"Bodies Don't Last Forever": A Ballerina Takes Her Last Bow
By Christopher Blank for WKNO News (listen to the interview here)
Some forms of art are more considerate of aging artists than others. Painters, composers, jazz musicians often hit their strides later in life.
Not so in the world of classical ballet. The average ballerina has about ten good years on the job.
Which is why Crystal Brothers is... unique.
"I have a vintage vehicle, honey," she says. "She's a classic."
Her vehicle -- her body -- is 43 years old. Over the course of 23 seasons with Ballet Memphis, she has outlasted all of her company peers, and is in a rare club nationally. Magazines have written about her survival tactics.
"We all know that bodies don't last forever," she says. "I sleep in boots. That's uncomfortable."
Therapy boots, she means. They keep her ankles locked in a 90-degree angle to reduce cramping in the legs.
"It's serious. I ice my feet, I take at least three baths a day, I have heating pads attached to my body with elastic bands and thera-bands, and I'm, you know, shoving a heating pad down my pants for my lower back," she says.
Ballet is where the world of the art meets the world of athletics. While age may be just a number, it also does a number on professional athletes. Baseball's "Iron Man," Cal Ripken, Jr. retired at 41. Basketball great Kareem Abdul-Jabbar called it quits at 42. That Brothers is still performing leading roles at her age -- warming up for two hours a day, leaping on pointe, being thrown and caught by dance partners -- is a testament to her regimen of self-care.
The risk of a career-ending injury doesn't lessen with age, despite a dancer's experience.
Brothers knows that too well. Right out of high school she landed a dream job with Boston Ballet's second company. An injury sidelined her shortly after. She was out of work until Ballet Memphis found her at a cattle call audition in New York City.
The 5'-4," 19-year-old dancer with bright red hair would soon transform into a Memphis swan -- and any other role that came her way: Sleeping Beauty, Cinderella, Giselle (three times).
In Ballet, grace is an illusion borne of sore muscles and cracking joints. But some injuries are harder to hide than others.
The emotional ones, in particular.
A few years back, her husband of 18 years, Steve Reid, died of a sudden heart attack.
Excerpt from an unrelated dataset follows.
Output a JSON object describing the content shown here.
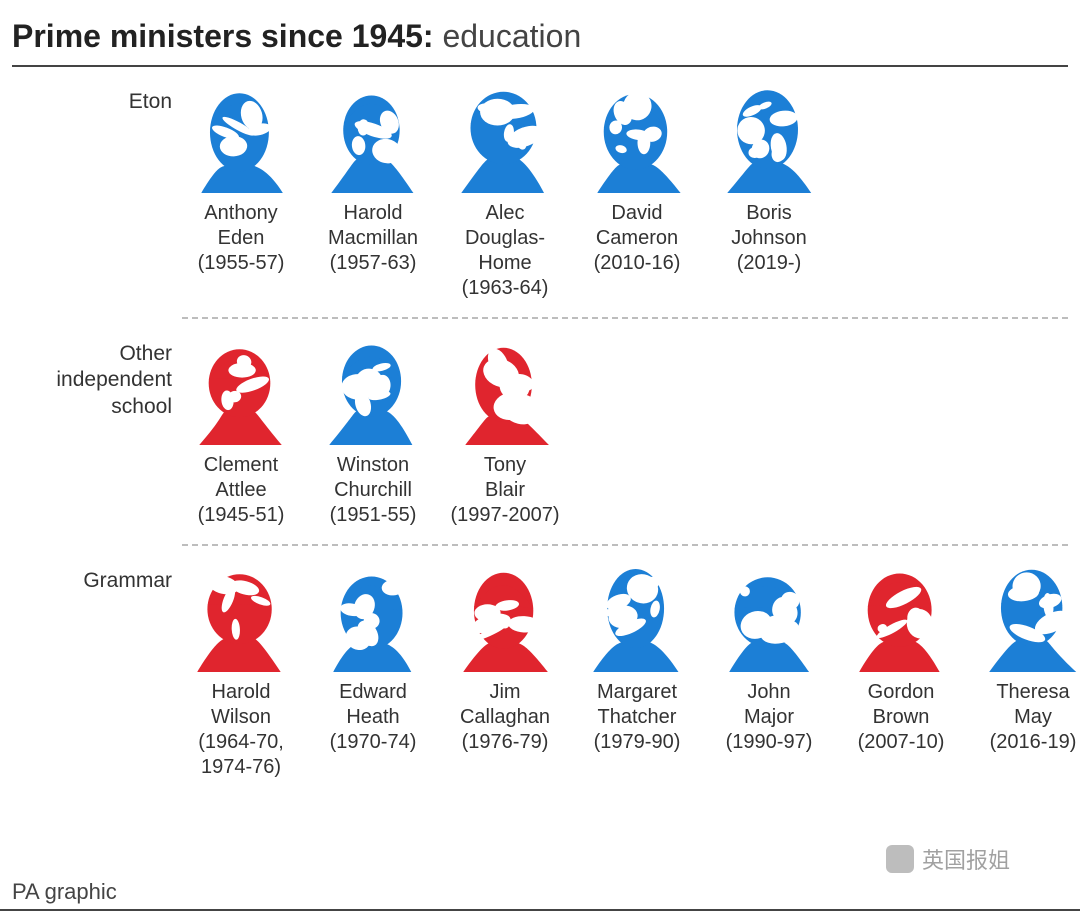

There was no training, no warm-up exercise, for that kind of devastation. Dancing offered little comfort. Ballets like Romeo and Juliet may turn grief into beauty for an audience, but not necessarily for the ballerina dancing in it.
"The first time I did Juliet, my husband was with me and it was a super awesome experience," she said, "The second time he had passed already, just months before. So that was a huge hurdle. And milestone, if you will."
Brothers is learning to say goodbye once more. This weekend is her last performance under contract as a Ballet Memphis dancer. Retirement wasn't an easy decision, but like everything in dance, it was a matter of timing.
"I want this decision to be mine," she says. "I want to go out on top. I always have. Which means that there is still gas in the tank. I can still (keep going) and people don't understand that and neither does my soul. My soul wants to keep going. But I truly want the epitome of my dancing to be my last note, my last footfall on the stage."
In some ways, the next chapter of her career will be about healing, her body and others. She is studying to become a massage therapist. She also teaches pilates and sells essential oils. She has no regrets about the years she devoted to being a dancer.
"I mean, seriously, every color of the rainbow I feel like I've gotten to breathe in and drink," she says, "and I'm just incredibly grateful to be the one they turn to: 'Hey, C.B. can do this.'"
And if there's one thing that her dance career has born out in countless arabesques, grand jettes and pirouettes, it's that Crystal Brothers really can do just about anything.